Egyptian pound sees worst fall since IMF deal

This week, the Egyptian pound had its biggest one-day decline since the cash-strapped government agreed to a $3 billion deal with the International Monetary Fund in mid-December, according to authorities.

Approximately three weeks after Egypt and the IMF officially ratified the support package in exchange for a number of economic reforms carried out by the nation’s apex lender, including a switch to a flexible exchange rate, the pound dropped from around 24.7 for $1 to just over 26.3 against the dollar.

The plan permits Egypt to receive an additional $14 billion in potential funding.

Years of government austerity, the coronavirus pandemic, and the effects of the war in Ukraine have all had a significant negative impact on the Egyptian economy.
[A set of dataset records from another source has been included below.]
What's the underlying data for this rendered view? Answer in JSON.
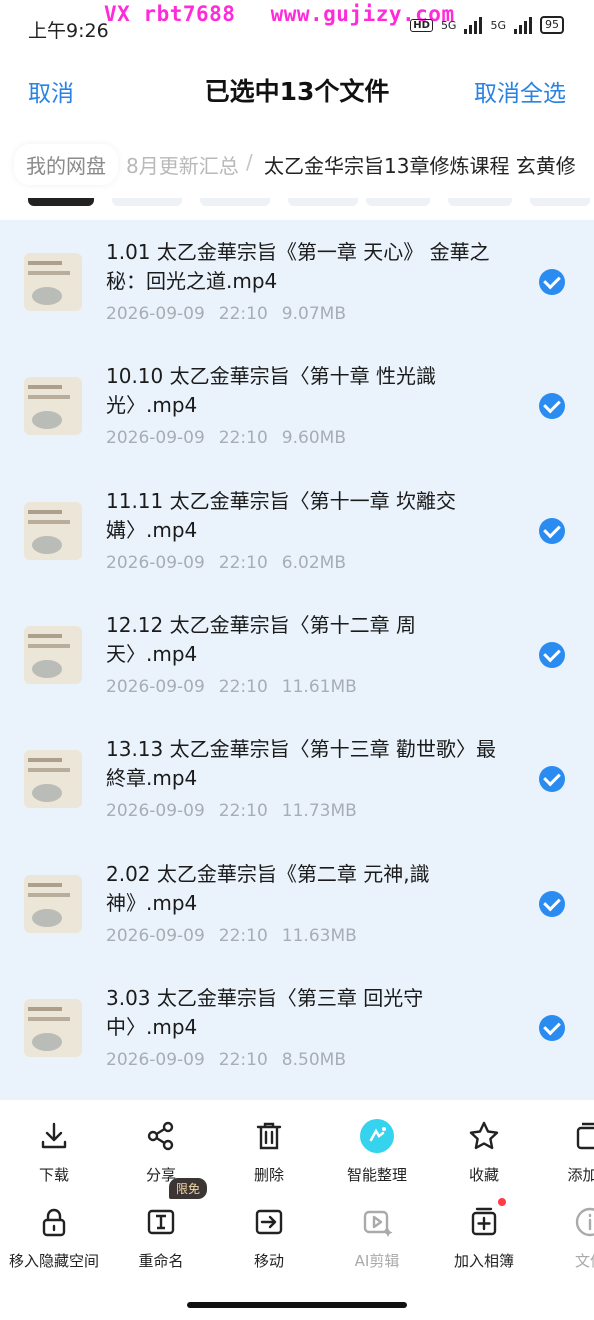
{
  "status_bar": {
    "time": "上午9:26",
    "watermark_left": "VX rbt7688",
    "watermark_right": "www.gujizy.com",
    "network_1": "5G",
    "network_2": "5G",
    "hd": "HD",
    "battery": "95"
  },
  "header": {
    "cancel_label": "取消",
    "title": "已选中13个文件",
    "deselect_label": "取消全选"
  },
  "breadcrumb": {
    "root": "我的网盘",
    "middle": "8月更新汇总",
    "separator": "/",
    "current": "太乙金华宗旨13章修炼课程 玄黄修"
  },
  "files": [
    {
      "name": "1.01 太乙金華宗旨《第一章 天心》 金華之秘：回光之道.mp4",
      "date": "2026-09-09",
      "time": "22:10",
      "size": "9.07MB",
      "selected": true
    },
    {
      "name": "10.10 太乙金華宗旨〈第十章 性光識光〉.mp4",
      "date": "2026-09-09",
      "time": "22:10",
      "size": "9.60MB",
      "selected": true
    },
    {
      "name": "11.11 太乙金華宗旨〈第十一章 坎離交媾〉.mp4",
      "date": "2026-09-09",
      "time": "22:10",
      "size": "6.02MB",
      "selected": true
    },
    {
      "name": "12.12 太乙金華宗旨〈第十二章 周天〉.mp4",
      "date": "2026-09-09",
      "time": "22:10",
      "size": "11.61MB",
      "selected": true
    },
    {
      "name": "13.13 太乙金華宗旨〈第十三章 勸世歌〉最終章.mp4",
      "date": "2026-09-09",
      "time": "22:10",
      "size": "11.73MB",
      "selected": true
    },
    {
      "name": "2.02 太乙金華宗旨《第二章 元神,識神》.mp4",
      "date": "2026-09-09",
      "time": "22:10",
      "size": "11.63MB",
      "selected": true
    },
    {
      "name": "3.03 太乙金華宗旨〈第三章 回光守中〉.mp4",
      "date": "2026-09-09",
      "time": "22:10",
      "size": "8.50MB",
      "selected": true
    }
  ],
  "toolbar": {
    "row1": [
      {
        "label": "下载",
        "icon": "download-icon"
      },
      {
        "label": "分享",
        "icon": "share-icon"
      },
      {
        "label": "删除",
        "icon": "trash-icon"
      },
      {
        "label": "智能整理",
        "icon": "smart-organize-icon"
      },
      {
        "label": "收藏",
        "icon": "star-icon"
      },
      {
        "label": "添加到",
        "icon": "add-to-icon"
      }
    ],
    "row2": [
      {
        "label": "移入隐藏空间",
        "icon": "lock-icon"
      },
      {
        "label": "重命名",
        "icon": "rename-icon",
        "badge": "限免"
      },
      {
        "label": "移动",
        "icon": "move-icon"
      },
      {
        "label": "AI剪辑",
        "icon": "ai-edit-icon",
        "disabled": true
      },
      {
        "label": "加入相簿",
        "icon": "add-album-icon",
        "dot": true
      },
      {
        "label": "文件",
        "icon": "info-icon",
        "disabled": true
      }
    ]
  },
  "colors": {
    "accent": "#2a82e4",
    "list_bg": "#eaf3fc",
    "check": "#2a8bf0",
    "watermark": "#ff2ad9"
  }
}
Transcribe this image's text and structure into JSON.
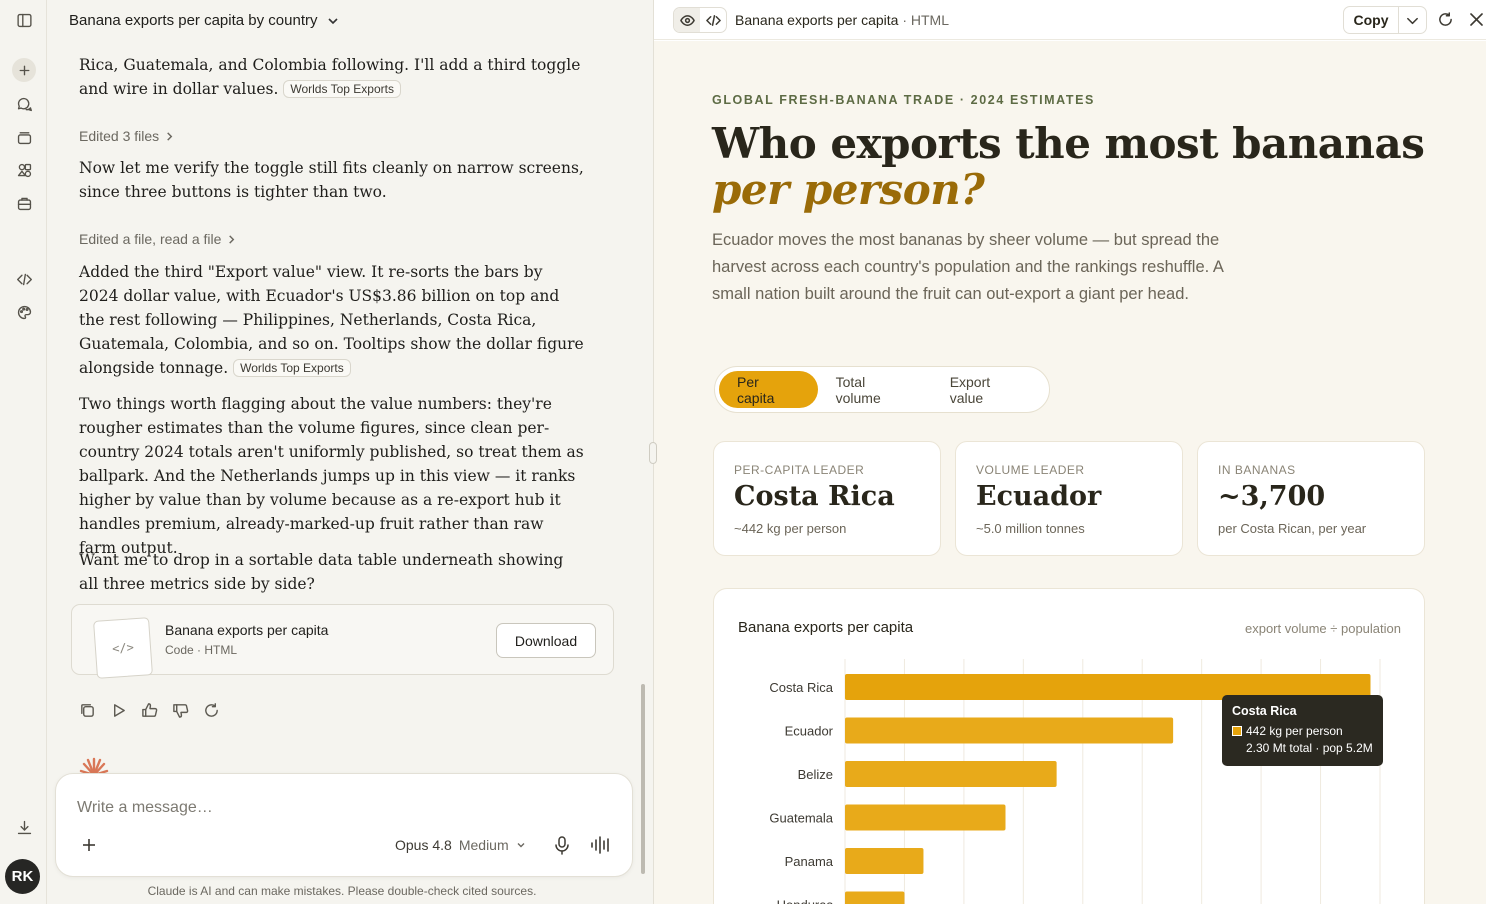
{
  "chat": {
    "title": "Banana exports per capita by country",
    "msg_top": "Rica, Guatemala, and Colombia following. I'll add a third toggle and wire in dollar values.",
    "msg_top_chip": "Worlds Top Exports",
    "edited1": "Edited 3 files",
    "msg2": "Now let me verify the toggle still fits cleanly on narrow screens, since three buttons is tighter than two.",
    "edited2": "Edited a file, read a file",
    "msg3": "Added the third \"Export value\" view. It re-sorts the bars by 2024 dollar value, with Ecuador's US$3.86 billion on top and the rest following — Philippines, Netherlands, Costa Rica, Guatemala, Colombia, and so on. Tooltips show the dollar figure alongside tonnage.",
    "msg3_chip": "Worlds Top Exports",
    "msg4": "Two things worth flagging about the value numbers: they're rougher estimates than the volume figures, since clean per-country 2024 totals aren't uniformly published, so treat them as ballpark. And the Netherlands jumps up in this view — it ranks higher by value than by volume because as a re-export hub it handles premium, already-marked-up fruit rather than raw farm output.",
    "msg5": "Want me to drop in a sortable data table underneath showing all three metrics side by side?",
    "artifact_name": "Banana exports per capita",
    "artifact_sub": "Code · HTML",
    "artifact_thumb": "</>",
    "download": "Download",
    "composer_placeholder": "Write a message…",
    "model": "Opus 4.8",
    "effort": "Medium",
    "disclaimer": "Claude is AI and can make mistakes. Please double-check cited sources."
  },
  "user": {
    "initials": "RK"
  },
  "panel": {
    "title": "Banana exports per capita",
    "title_suffix": " · HTML",
    "copy": "Copy"
  },
  "page": {
    "eyebrow": "GLOBAL FRESH-BANANA TRADE · 2024 ESTIMATES",
    "headline": "Who exports the most bananas",
    "headline_accent": "per person?",
    "lede": "Ecuador moves the most bananas by sheer volume — but spread the harvest across each country's population and the rankings reshuffle. A small nation built around the fruit can out-export a giant per head.",
    "tabs": [
      "Per capita",
      "Total volume",
      "Export value"
    ],
    "active_tab": "Per capita",
    "stats": [
      {
        "label": "PER-CAPITA LEADER",
        "value": "Costa Rica",
        "sub": "~442 kg per person"
      },
      {
        "label": "VOLUME LEADER",
        "value": "Ecuador",
        "sub": "~5.0 million tonnes"
      },
      {
        "label": "IN BANANAS",
        "value": "~3,700",
        "sub": "per Costa Rican, per year"
      }
    ],
    "accent": "#e5a30c"
  },
  "chart_data": {
    "type": "bar",
    "orientation": "horizontal",
    "title": "Banana exports per capita",
    "note": "export volume ÷ population",
    "categories": [
      "Costa Rica",
      "Ecuador",
      "Belize",
      "Guatemala",
      "Panama",
      "Honduras"
    ],
    "values": [
      442,
      276,
      178,
      135,
      66,
      50
    ],
    "unit": "kg per person",
    "xlim": [
      0,
      450
    ],
    "grid": true,
    "colors": {
      "highlight": "#e5a30c",
      "bar": "#e8aa1a"
    },
    "tooltip": {
      "name": "Costa Rica",
      "line1": "442 kg per person",
      "line2": "2.30 Mt total · pop 5.2M"
    }
  }
}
The majority of Egypt’s wheat imports historically have come from eastern Europe, making it the top importer of wheat in the world.

The Egyptian pound has lost more than 40% of its value against the dollar since the beginning of the year 2022, and there is currently a shortage of foreign cash in the nation.

Egypt has experienced growing inflation in recent months, with the annual rate exceeding 18% in November. The Central Bank raised interest rates in an effort to slow the growth.

The National Bank of Egypt and Banque Misr, two of Egypt’s state-run banks, said they were selling yield saving certificates with 25 percent interest rates. Industry experts feel this is another another attempt to control inflation.

Policies that have been in place for decades force the majority of Egyptians to rely on government subsidies in order to buy essentials like bread. According to government statistics, about a third of Egypt’s 104 million people live in poverty.